What are Safety Data Sheets?

Safety Data Sheets (SDS) communicate essential information about hazardous chemicals, including their properties and risks, correct handling and storage practices, and what protective measures employees should use to remain safe when handling or interacting with chemicals.

Organizations must have a Safety Data Sheet for each hazardous chemical in their inventories and ensure the information is readily accessible in the work area for staff who could encounter the chemical.

Are There Training Requirements Associated with the Hazard Communication Standard?

OSHA requires organizations to provide hazard communication training at two different times. First, workers should receive training when they are initially assigned to a position where there is a potential for hazardous chemical exposure. Second, training should be required whenever there is a new hazardous chemical introduced in their work environment for which they have not been previously trained.

What Should Be Included in Employee Training for the Hazard Communication Program?

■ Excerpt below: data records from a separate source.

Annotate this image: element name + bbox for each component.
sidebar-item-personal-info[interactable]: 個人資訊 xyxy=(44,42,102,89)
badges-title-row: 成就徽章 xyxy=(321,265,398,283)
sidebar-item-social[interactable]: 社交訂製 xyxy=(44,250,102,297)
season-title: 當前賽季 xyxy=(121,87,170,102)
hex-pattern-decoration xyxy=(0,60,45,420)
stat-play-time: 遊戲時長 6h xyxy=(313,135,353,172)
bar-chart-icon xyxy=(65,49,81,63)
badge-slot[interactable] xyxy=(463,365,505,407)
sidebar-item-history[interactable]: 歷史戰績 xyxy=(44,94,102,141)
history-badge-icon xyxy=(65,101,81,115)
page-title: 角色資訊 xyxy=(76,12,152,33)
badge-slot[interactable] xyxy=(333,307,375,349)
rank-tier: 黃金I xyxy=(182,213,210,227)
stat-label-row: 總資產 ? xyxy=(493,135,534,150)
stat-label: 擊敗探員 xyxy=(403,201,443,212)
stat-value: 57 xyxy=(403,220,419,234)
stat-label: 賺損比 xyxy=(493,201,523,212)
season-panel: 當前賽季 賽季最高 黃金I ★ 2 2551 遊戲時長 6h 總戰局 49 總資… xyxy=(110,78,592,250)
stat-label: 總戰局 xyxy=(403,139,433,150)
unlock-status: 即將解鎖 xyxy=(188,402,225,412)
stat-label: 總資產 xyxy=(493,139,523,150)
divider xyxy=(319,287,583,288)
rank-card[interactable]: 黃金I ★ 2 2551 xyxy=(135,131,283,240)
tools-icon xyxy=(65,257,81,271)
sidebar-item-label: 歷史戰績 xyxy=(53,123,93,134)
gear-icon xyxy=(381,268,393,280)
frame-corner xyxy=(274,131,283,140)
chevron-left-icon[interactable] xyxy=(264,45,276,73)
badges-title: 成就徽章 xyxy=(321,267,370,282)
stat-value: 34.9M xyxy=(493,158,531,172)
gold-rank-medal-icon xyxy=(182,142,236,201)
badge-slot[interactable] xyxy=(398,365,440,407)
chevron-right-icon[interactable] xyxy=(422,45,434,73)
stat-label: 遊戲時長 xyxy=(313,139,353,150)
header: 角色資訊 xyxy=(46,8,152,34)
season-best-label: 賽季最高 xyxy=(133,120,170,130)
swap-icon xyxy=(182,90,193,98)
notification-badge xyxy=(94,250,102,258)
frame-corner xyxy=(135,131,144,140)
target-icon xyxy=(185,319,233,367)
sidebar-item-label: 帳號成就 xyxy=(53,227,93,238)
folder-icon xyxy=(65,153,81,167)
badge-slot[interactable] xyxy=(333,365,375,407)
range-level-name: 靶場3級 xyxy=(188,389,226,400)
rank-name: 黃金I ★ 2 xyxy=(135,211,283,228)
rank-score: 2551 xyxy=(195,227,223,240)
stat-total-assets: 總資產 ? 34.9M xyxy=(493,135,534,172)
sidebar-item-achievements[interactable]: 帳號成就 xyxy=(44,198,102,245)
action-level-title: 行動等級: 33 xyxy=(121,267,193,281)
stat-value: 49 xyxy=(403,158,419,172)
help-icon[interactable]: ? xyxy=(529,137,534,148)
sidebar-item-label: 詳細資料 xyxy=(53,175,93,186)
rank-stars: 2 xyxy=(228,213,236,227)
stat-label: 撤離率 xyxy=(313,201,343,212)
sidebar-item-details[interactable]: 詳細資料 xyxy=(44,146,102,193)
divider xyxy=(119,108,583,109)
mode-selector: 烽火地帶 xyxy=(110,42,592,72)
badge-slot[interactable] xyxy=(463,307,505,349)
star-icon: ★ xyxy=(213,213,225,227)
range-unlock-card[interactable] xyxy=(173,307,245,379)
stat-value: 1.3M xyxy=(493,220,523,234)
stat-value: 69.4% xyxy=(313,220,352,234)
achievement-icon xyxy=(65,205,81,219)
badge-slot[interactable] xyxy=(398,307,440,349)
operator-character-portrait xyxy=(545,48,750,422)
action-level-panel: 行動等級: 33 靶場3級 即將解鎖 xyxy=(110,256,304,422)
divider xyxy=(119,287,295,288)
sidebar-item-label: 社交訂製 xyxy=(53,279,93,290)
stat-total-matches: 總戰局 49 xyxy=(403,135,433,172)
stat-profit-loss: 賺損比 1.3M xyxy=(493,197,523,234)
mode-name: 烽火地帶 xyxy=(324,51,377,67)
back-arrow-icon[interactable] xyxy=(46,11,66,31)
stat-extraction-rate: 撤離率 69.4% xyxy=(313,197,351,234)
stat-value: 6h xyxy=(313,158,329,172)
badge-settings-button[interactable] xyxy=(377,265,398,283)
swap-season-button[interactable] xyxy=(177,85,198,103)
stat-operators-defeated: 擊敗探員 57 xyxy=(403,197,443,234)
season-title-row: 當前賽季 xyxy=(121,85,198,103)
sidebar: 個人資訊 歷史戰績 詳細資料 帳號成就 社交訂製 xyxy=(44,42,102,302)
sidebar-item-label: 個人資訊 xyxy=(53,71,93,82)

Topics to cover during training include:

  • The nature of the hazards present
  • How employees can protect themselves, including the use of personal protective equipment, workplace practices and emergency procedures
  • How to access the hazard communication program and master list of dangerous chemicals
  • When it’s necessary to create a label and proper labeling elements
  • The purpose of Safety Data Sheets (SDS) and how to access them
  • Methods used to detect the release of chemicals

Ensure Your Organization’s Compliance with OSHA Training

As with other aspects of OSHA compliance, online training modules can provide a user-friendly, accessible format that staff can work on at their convenience. These tools are updated frequently and document when training is complete, which is beneficial for demonstrating compliance.